For instance, while companies like Amazon make it easier to order goods online, it’s also contributed to the destruction of traditional handicrafts by making alternatives so much easier to obtain. The cultural heritage of the Southwest, and many other areas, has been almost irreparably damaged. According to a report by the Institute for Local Self-Reliance, “by the end of 2015, Amazon’s growth had displaced enough sales at brick-and-mortar stores to cause about 135 million square feet of retail vacancy,” driving scores of corner shops, bookstores, and other local pillars of the community out of business.
By contrast, an online shop operated by a publicly-owned organization could ameliorate this, by prioritizing local small businesses to shoppers. A New Mexico resident using the State of New Mexico’s online store could market handmade products (perhaps even subsidized by the state to make them more affordable) before big-box alternatives are displayed to consumers.
Another way technology could benefit local economies would be to bring manufacturing jobs to the Mountain West states where land is plentiful and tax incentives are available. Computer manufacturing provides the potential for reliable jobs. Offering locally made computers to small tech businesses would create partnerships within local communities and potentially spur a tech revolution in the Mountain West. This localization of e-commerce and other internet services would result in an economic boost for everyday people, and states in general, as money formerly sent out-of-state returns to the local communities.
This is another application of the innovative spirit of Internet entrepreneurship, where everyone’s idea has the ability to contribute to the marketplace, and not be overwhelmed by monopolies.
These reforms are not pipedreams; they are absolutely possible. Data protection without Congressional action, after all, was merely a pipedream until California stepped up and took action.
It is a fair point to consider the implications if the costs to big tech companies exceed the benefits gained by remaining in these markets. What happens if big tech decides not to comply or to leave California entirely? The solution is not surrender; instead, other states should up the stakes.

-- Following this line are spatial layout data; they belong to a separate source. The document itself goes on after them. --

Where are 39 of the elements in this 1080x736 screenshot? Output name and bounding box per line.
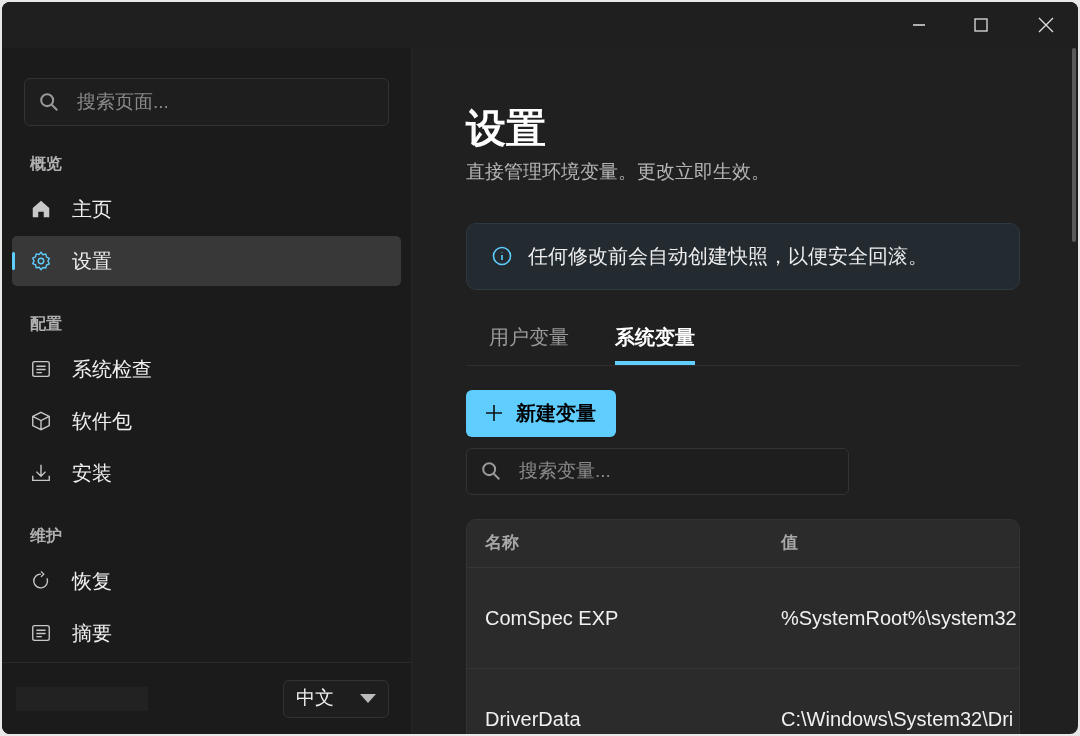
settings-icon <box>30 250 52 272</box>
page-title: 设置 <box>466 105 546 152</box>
nav-item[interactable]: 系统检查 <box>12 344 401 394</box>
nav-item[interactable]: 安装 <box>12 448 401 498</box>
home-icon <box>30 198 52 220</box>
table-cell: C:\Windows\System32\Dri <box>781 707 1014 730</box>
search-field[interactable]: 搜索页面... <box>24 78 389 126</box>
column-header: 值 <box>781 533 798 553</box>
document-icon <box>30 622 52 644</box>
caret-icon <box>360 693 376 704</box>
nav-item[interactable]: 设置 <box>12 236 401 286</box>
nav-item[interactable]: 摘要 <box>12 608 401 658</box>
section-heading: 配置 <box>29 314 63 334</box>
section-heading: 概览 <box>29 154 63 174</box>
notice-text: 任何修改前会自动创建快照，以便安全回滚。 <box>528 244 928 269</box>
search-icon <box>480 459 502 482</box>
plus-icon <box>486 405 502 421</box>
new-variable-button[interactable]: 新建变量 <box>466 389 616 437</box>
nav-item[interactable]: 主页 <box>12 184 401 234</box>
search-field[interactable]: 搜索变量... <box>466 447 849 495</box>
cube-icon <box>30 410 52 432</box>
close-icon[interactable] <box>1038 17 1054 33</box>
tab[interactable]: 用户变量 <box>489 313 569 365</box>
table-cell: DriverData <box>485 707 581 730</box>
column-header: 名称 <box>485 533 519 553</box>
table-cell: ComSpec EXP <box>485 606 619 629</box>
selection-indicator <box>12 252 15 270</box>
download-icon <box>30 462 52 484</box>
page-subtitle: 直接管理环境变量。更改立即生效。 <box>466 160 770 184</box>
info-icon <box>492 246 512 266</box>
nav-item[interactable]: 恢复 <box>12 556 401 606</box>
nav-item[interactable]: 软件包 <box>12 396 401 446</box>
tab[interactable]: 系统变量 <box>615 313 695 365</box>
language-dropdown[interactable]: 中文 <box>283 679 389 718</box>
search-icon <box>38 91 60 113</box>
section-heading: 维护 <box>29 526 63 546</box>
maximize-icon[interactable] <box>974 18 988 32</box>
document-icon <box>30 358 52 380</box>
table-cell: %SystemRoot%\system32 <box>781 606 1017 629</box>
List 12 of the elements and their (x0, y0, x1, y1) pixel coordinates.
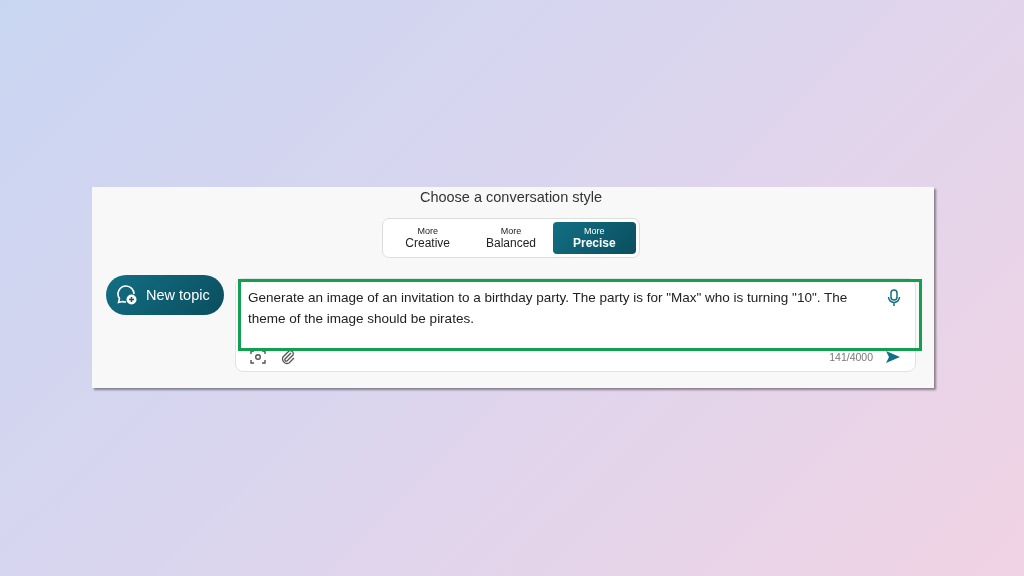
chat-add-icon (116, 284, 138, 306)
send-icon[interactable] (885, 350, 901, 364)
style-option[interactable]: More Creative (386, 222, 470, 254)
style-title: Choose a conversation style (419, 189, 603, 205)
new-topic-button[interactable]: New topic (106, 275, 224, 315)
style-option[interactable]: More Balanced (469, 222, 553, 254)
visual-search-icon[interactable] (250, 349, 266, 365)
paperclip-icon[interactable] (280, 349, 296, 365)
character-counter: 141/4000 (829, 351, 873, 363)
microphone-icon[interactable] (887, 289, 901, 307)
style-option[interactable]: More Precise (552, 222, 636, 254)
message-text: Generate an image of an invitation to a birthday party. The party is for "Max" who is turning "10". The theme of the image should be pirates. (248, 289, 849, 328)
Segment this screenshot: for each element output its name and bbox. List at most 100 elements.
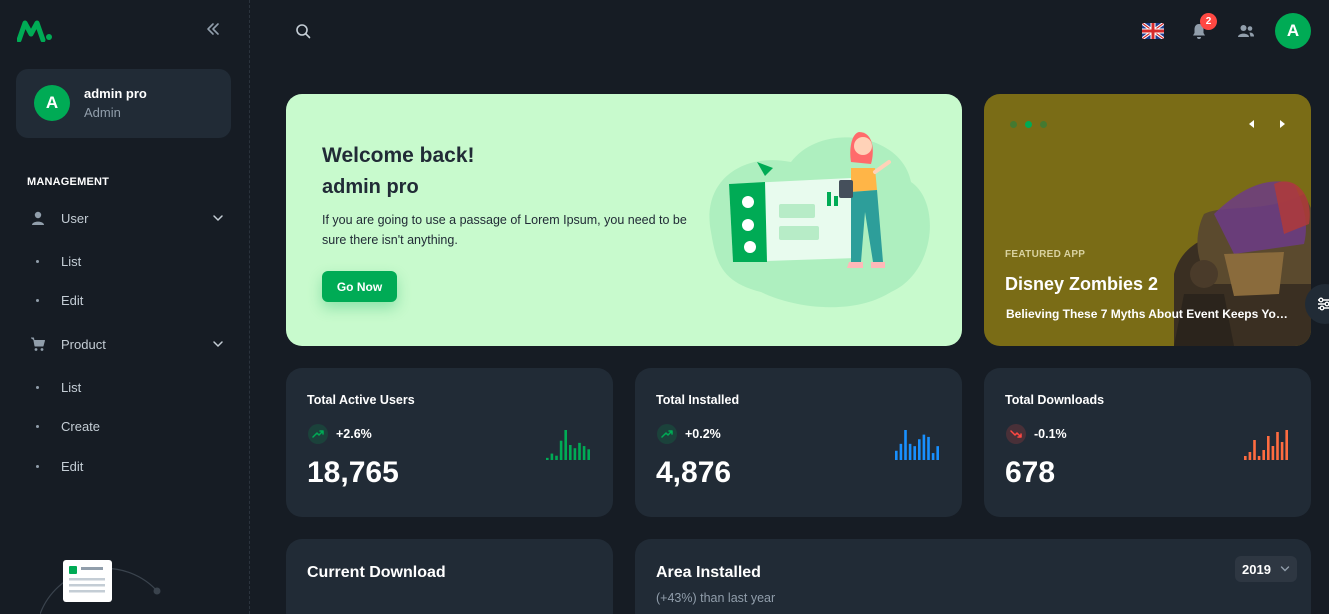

California represents 39 million citizens. However, the entire Southwest (and beyond) has significant economic ties to the Golden State, as seen during the current COVID-19 crisis. Five states (California, Colorado, Nevada, Oregon, and Washington) banded together in the Western States Pact (WSP) to coordinate pandemic responses, because of their interconnected economies. The WSP represents more than 60 million people, comprising the entire West Coast and some of the most innovative regions in the U.S., and provides an already-existing framework for implementing tech reform initiatives. Its massive bargaining power transforms adherence to these regulations from a highly-favorable option to a virtual necessity to operate in the U.S. More states could join this new “fair tech coalition” when they see its economic benefits.
If Congress refuses to take action to reform the 21st century’s most important economic sector, that role falls to the states. It is time for Nevada’s Legislature to revolutionize tech and build a fairer, more competitive, and sustainable system, blazing a digital trail for the rest of the nation to follow.